I really didn't want to start a thread here, but your response leads me to believe I am not getting my point across. I agree the decorator pattern is useful in it's own right. That's why people use it all the time. What I'm saying is that AOP specifically, in trying to hide the underlying details of the pattern, will too likely prove of more harm than good. This is far too much like when people were saying the all-new C++ will revolutionize the way people write C code. With new language extensions, to hide all those low-level details, previously handled manually. "Let the compiler write the code you..." A good idea in concept, but disasterous in reality. I think people are just too wary to go down this road again: Wondering why is the program getting so large and slow; yet the source is so small. I think most will agree; saving keystrokes is a very poor investment. Inline decorations always inject overhead, and are deleterious to throughput. Their use must be weighed carefully; and definitely not hidden! So I'm not at all anti-decoration, just anti-AOP. Step out of the '90's, get it now? (Guess if you have to explain a punchline...) -John PS The duplex explanation was to the other reply. However, its espouses decentralization of process components in an asynchronous fashion. So if there are other interests in the code executing at hand for example; it is far better to provide a simple mechanism to observe it without affect.

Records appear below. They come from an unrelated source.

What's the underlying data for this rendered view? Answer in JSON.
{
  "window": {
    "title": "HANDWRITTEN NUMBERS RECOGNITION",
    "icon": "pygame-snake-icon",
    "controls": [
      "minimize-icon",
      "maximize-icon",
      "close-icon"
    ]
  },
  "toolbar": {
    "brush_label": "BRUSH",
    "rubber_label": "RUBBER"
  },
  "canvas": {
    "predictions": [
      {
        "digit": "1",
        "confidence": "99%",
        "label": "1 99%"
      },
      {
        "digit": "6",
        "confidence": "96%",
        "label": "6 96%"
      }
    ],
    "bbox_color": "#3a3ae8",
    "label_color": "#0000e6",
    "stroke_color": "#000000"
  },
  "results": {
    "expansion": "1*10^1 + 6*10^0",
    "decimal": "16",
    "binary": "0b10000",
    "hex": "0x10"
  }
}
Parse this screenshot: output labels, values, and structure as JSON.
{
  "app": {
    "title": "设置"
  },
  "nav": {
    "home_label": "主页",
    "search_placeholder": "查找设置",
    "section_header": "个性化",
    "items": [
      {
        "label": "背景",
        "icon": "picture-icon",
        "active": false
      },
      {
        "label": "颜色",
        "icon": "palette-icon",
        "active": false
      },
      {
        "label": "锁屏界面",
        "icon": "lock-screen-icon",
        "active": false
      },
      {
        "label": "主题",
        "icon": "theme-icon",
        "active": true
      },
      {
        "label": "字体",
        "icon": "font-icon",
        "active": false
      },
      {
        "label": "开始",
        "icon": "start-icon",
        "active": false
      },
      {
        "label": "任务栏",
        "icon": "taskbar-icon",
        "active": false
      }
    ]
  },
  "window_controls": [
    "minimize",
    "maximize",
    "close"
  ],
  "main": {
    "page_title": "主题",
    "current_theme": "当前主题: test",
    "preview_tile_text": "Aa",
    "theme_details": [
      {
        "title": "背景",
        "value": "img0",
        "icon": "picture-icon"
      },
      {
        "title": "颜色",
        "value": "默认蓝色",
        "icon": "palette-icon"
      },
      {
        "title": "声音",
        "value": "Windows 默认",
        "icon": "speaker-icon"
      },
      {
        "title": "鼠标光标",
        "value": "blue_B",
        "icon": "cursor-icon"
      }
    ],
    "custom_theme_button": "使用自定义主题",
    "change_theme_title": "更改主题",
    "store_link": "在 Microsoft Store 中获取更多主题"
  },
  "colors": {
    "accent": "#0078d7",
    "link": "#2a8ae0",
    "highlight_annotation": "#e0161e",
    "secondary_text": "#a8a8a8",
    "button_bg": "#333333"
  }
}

This I would classify as decorating in parallel.

AOP is DOA

I think you have AOP confused with SOA. None of the AOP frameworks available today have a dependency on HTTP so I don't know where you're going the full-duplex thingy. AOP has sure made my life easier. Especially when it comes to debugging.

AOP is DOA

I am not sure I get the comparison you are trying to make between web services over HTTP and AOP. As I understand it AOP, like most other programming paradigms, is simply a way to reduce the amount of effort it takes to implement a feature by reducing duplication. If I have a requirement that touches several areas of my project, but I don't want to have to write the same code in each place then I can use aspects. Simple.

None

I think I'm probably fairly representative of the many who haven't used any. I haven't really had the time to try any and I haven't had anybody present a good argument as to why I should devote some time to learning aspects.

I have used AspectWerkz

I used this after trying out many of the frameworks. I liked many of them, but AW fit my bill on the project. I could see using JBossAOP with JBoss based applications though. And I could see using AspectJ due to it's plethera of tools to support it.

Multiple

Different projects, different tools. AspectJ and DynAOP mostly.